But Alrek, sitting back on his heels, shaking back his long hair, remained intent upon the cradle. "It is the greatest fun," he said, "to see the cub try to frown at me. His eyebrows are like the fuzz on a chicken, yet he tries to make them look like his namesake's, before a laugh gets the better of him. Watch now!"

Small Snorri had been there but seven months; he was still wonderfully new. The maid and Erlend left their chase, and Gudrid came from her loom, and together they watched breathlessly the knitting of the downy brows above the blue eyes, and the slow dawning of the unwilling smile, brighter and brighter, until in each soft cheek a dimple broke.

"He is going to be in every respect like his father!" Gudrid cried, falling on her knees beside him. And she was smothering him with kisses, and the others were looking on sympathetically, when the door was flung open before little Olaf the Fair, rosy and breathless.

"Where is Alrek?" he panted. "I want—Oh! Alrek! What do you think I have seen?"

"Hallad?" shrieked the three bondmaids together.

"Skraellings! Black as crowberries. Crossing the open space west of here. With big packs on their backs. I was up in that tree by the wheat-shed, watching for Brand to slip on the slide I had made to get revenge on him for cuffing me, and—" His voice was lost in the babel of exclamations that came from the bondmaids and from the men peering around the hall door.

Gudrid rose from beside the cradle with a gesture of authority. "Too much noise is here. Since Karlsefne is away it behooves us to be especially careful how we behave. Run, some one of you, to the Icelanders' booth. I know that Snorri is not there, but if it happen that Biorn is, ask him to get a following together and stand ready to receive the wild men. And since it is likely that they will want to buy the same dairy wares as before, Melkorka, you may have charge—but there! Tch! Your heedlessness is such that you would give them three times as much as they required. I shall have to portion, it out myself. The child I will leave with you, Roswitha—No, you would forget him if a man so much as looked through the door at you! Kinsman!" She laid a white hand on Alrek's brown one as he would have moved past her. "He is more fond of you than of any one, and I would trust you before a hundred girls,—so long as you keep his fingers away from that hatchet in your belt. Will you not stay with him the little while that I must be in the dairy?"

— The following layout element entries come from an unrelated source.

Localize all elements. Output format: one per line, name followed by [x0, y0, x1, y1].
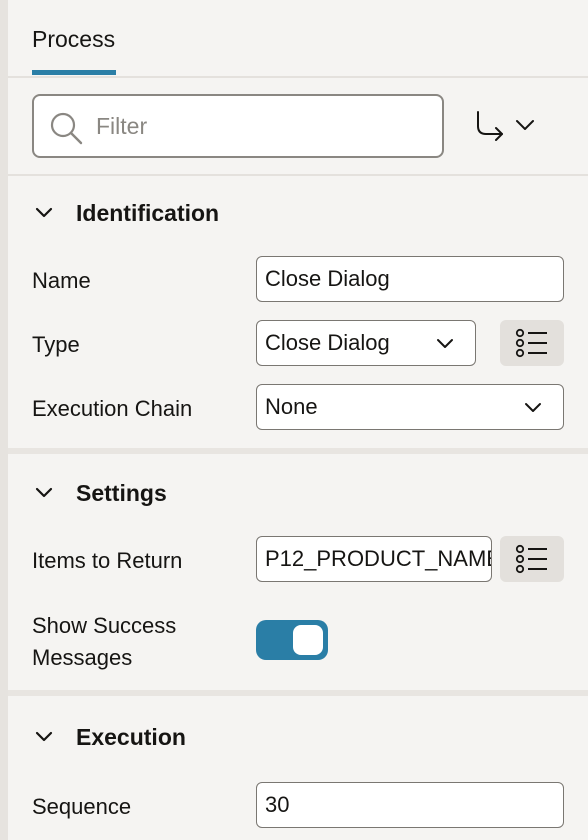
- sequence-label: Sequence: [32, 794, 132, 819]
- chevron-down-icon: [35, 487, 53, 498]
- section-title: Settings: [76, 479, 167, 506]
- sequence-field[interactable]: 30: [256, 782, 564, 828]
- left-resize-strip[interactable]: [0, 0, 8, 840]
- type-value: Close Dialog: [265, 330, 390, 355]
- property-editor-panel: Process Identification: [8, 0, 588, 840]
- tab-bar: Process: [8, 0, 588, 78]
- section-header-identification[interactable]: Identification: [34, 198, 219, 228]
- name-label: Name: [32, 268, 91, 293]
- section-title: Identification: [76, 199, 220, 226]
- search-icon: [50, 112, 83, 145]
- items-to-return-list-button[interactable]: [500, 536, 564, 582]
- section-settings: Settings Items to Return P12_PRODUCT_NAM…: [8, 448, 588, 690]
- execution-chain-value: None: [265, 394, 318, 419]
- type-label: Type: [32, 332, 80, 357]
- name-field[interactable]: Close Dialog: [256, 256, 564, 302]
- list-icon: [515, 544, 547, 574]
- name-value: Close Dialog: [265, 266, 390, 291]
- show-success-messages-toggle[interactable]: [256, 620, 328, 660]
- show-success-messages-label: Show Success Messages: [32, 610, 176, 674]
- items-to-return-label: Items to Return: [32, 548, 183, 573]
- chevron-down-icon: [525, 403, 541, 412]
- sequence-value: 30: [265, 792, 290, 817]
- chevron-down-icon: [35, 731, 53, 742]
- arrow-down-right-icon: [477, 111, 503, 141]
- go-to-group-button[interactable]: [472, 110, 542, 144]
- show-success-label-line2: Messages: [32, 645, 133, 670]
- chevron-down-icon: [516, 120, 534, 130]
- items-to-return-value: P12_PRODUCT_NAME: [265, 546, 492, 571]
- chevron-down-icon: [35, 207, 53, 218]
- section-execution: Execution Sequence 30: [8, 690, 588, 840]
- execution-chain-label: Execution Chain: [32, 396, 193, 421]
- list-icon: [515, 328, 547, 358]
- filter-row: [8, 78, 588, 176]
- show-success-label-line1: Show Success: [32, 613, 177, 638]
- section-header-settings[interactable]: Settings: [34, 478, 167, 508]
- chevron-down-icon: [437, 339, 453, 348]
- type-select[interactable]: Close Dialog: [256, 320, 476, 366]
- items-to-return-field[interactable]: P12_PRODUCT_NAME: [256, 536, 492, 582]
- filter-box[interactable]: [32, 94, 444, 158]
- toggle-knob: [293, 625, 323, 655]
- execution-chain-select[interactable]: None: [256, 384, 564, 430]
- tab-process[interactable]: Process: [32, 26, 115, 53]
- section-title: Execution: [76, 723, 186, 750]
- type-list-button[interactable]: [500, 320, 564, 366]
- filter-input[interactable]: [96, 108, 426, 144]
- active-tab-indicator: [32, 70, 116, 75]
- section-identification: Identification Name Close Dialog Type Cl…: [8, 176, 588, 448]
- section-header-execution[interactable]: Execution: [34, 722, 186, 752]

Stay with a baby while the long-looked-forward-to trading went on without him! Frowning involuntarily, the Sword-Bearer hesitated,—and during that pause the Fate who was spinning his life-thread sat with suspended breath, so much hung on his answer.

It can not be denied that it came somewhat grudgingly when it did come. "Why—if it will be a little while, kinswoman," he stipulated, turning back.